The Nature of the Violence—Antisociality Relationship
A recurring theme in this volume will be whether or not violence is just one manifestation of a larger deviant, criminal omnibus trait or whether it is distinct. One possibility, that which is implied by the body of literature in our field, is that the causes of both violent and nonviolent delinquency are the same. There are a variety of patterns in the data that would suggest otherwise. Violence could be on the far end of a continuum in deviant or delinquent activity. If so, we might find a dose-response relationship where a causative factor, such as low socioeconomic position, might cause minor problems at low levels and violence at high levels. In this case, the same factors cause all forms of delinquency, but they are likely to cause violence at high doses or, perhaps, if they are experienced over long time periods. This is approximately the conclusion that Farrington (1991) reached in his attempt to address the question of “whether aggressive or violent behavior is merely one element of a more general antisocial tendency, or whether it reflects a more specific underlying violent tendency” (pp. 7-8). He concluded that the causes of violence are essentially the same as the causes of persistent, extreme delinquency, and criminal behavior. Unfortunately, there are very few studies that look at dose-response directly.

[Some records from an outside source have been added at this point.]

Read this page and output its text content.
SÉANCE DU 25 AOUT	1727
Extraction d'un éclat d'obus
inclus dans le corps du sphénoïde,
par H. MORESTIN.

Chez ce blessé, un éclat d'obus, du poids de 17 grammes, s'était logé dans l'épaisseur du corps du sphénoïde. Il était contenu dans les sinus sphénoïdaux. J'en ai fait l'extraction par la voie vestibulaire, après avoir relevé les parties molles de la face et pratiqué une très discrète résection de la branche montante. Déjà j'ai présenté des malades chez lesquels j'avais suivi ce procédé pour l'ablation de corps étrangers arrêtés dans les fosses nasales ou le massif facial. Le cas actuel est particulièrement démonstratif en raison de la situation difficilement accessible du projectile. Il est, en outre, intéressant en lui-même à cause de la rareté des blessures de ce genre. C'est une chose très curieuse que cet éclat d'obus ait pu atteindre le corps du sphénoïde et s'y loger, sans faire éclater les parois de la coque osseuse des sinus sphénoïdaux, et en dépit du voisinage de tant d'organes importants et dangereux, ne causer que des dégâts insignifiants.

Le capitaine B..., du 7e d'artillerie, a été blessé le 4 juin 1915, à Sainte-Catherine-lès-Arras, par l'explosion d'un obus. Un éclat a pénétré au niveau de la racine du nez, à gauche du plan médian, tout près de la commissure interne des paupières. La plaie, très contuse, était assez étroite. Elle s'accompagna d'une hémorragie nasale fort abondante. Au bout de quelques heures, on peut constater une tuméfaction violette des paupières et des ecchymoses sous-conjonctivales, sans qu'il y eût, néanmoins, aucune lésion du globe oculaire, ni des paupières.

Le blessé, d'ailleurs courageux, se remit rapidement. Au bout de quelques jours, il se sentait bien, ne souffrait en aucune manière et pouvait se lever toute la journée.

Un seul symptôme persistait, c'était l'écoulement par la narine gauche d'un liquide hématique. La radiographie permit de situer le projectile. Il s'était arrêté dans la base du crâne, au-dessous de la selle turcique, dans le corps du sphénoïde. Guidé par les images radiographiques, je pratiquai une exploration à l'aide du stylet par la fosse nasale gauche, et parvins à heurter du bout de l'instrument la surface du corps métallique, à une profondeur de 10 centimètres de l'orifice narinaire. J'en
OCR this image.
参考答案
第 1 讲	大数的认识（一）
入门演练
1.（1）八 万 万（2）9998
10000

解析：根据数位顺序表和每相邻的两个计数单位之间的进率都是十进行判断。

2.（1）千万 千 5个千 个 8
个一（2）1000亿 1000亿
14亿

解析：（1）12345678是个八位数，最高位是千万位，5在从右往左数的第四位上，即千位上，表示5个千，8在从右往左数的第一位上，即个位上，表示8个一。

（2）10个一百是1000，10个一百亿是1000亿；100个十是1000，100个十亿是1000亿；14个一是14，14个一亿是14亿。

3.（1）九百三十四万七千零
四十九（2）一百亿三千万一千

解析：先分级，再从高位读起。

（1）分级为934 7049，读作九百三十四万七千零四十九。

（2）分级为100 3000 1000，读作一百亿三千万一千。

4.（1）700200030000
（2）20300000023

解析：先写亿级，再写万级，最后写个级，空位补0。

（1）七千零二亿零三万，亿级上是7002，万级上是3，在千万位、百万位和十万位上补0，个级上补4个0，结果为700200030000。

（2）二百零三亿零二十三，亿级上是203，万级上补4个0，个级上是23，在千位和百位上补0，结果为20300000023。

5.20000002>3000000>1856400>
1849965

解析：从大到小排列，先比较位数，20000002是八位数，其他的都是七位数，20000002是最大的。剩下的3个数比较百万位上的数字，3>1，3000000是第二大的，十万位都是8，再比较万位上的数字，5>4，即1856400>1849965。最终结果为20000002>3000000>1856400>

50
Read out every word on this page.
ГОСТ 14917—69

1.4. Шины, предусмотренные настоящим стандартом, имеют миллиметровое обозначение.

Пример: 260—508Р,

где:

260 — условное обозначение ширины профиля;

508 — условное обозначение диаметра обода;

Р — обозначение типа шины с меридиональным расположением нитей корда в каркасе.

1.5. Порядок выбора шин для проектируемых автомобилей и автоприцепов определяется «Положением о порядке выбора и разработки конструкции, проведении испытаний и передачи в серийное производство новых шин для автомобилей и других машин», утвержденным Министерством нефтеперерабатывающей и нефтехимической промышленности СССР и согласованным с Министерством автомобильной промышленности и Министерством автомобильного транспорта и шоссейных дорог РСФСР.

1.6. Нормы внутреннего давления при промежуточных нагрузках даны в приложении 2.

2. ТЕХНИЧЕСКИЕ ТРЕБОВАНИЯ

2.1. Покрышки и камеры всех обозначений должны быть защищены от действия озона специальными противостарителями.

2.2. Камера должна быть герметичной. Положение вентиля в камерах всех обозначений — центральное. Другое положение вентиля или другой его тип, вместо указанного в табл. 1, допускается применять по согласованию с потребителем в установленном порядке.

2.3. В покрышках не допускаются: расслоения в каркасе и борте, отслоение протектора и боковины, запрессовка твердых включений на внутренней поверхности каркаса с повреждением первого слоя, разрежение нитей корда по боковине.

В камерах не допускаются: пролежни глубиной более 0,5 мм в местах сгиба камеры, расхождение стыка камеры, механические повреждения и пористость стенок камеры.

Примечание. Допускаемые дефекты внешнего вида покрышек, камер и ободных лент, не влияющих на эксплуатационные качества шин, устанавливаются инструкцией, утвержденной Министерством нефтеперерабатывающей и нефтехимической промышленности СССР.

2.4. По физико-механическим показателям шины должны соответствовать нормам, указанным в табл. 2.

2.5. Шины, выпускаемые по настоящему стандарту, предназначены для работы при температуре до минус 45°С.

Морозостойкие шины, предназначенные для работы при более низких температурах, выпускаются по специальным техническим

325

The cleanest type of evidence would be that violence is significantly associated with a risk factor when levels of nonviolent offending have been accounted for; this type of model directly addresses our research question. In some studies, a control variable for frequency of nonviolent offending might be employed; in others, direct comparisons between violent and nonviolent offenders would effectively make the correction.
The most obvious evidence for the differential etiology of violence would be if a risk factor is significantly associated with violent crime but not property crime in studies that disaggregate by dependent variable. Felson and Lane (2009) use this method of “discriminant prediction” to test whether general theories are adequate. It won’t be that simple here because we will be reviewing a complete set of studies. Thus, if we find that the consistency of significant findings predicting violent offending is greater than the consistency for nonviolent offending we will take that as evidence of a differential association with violence. This type of comparison is the most available, though we acknowledge that it takes some large differences and judgment calls to draw conclusions. This does not exhaust all possibilities but it does anticipate the type of studies we will see in the coming chapters.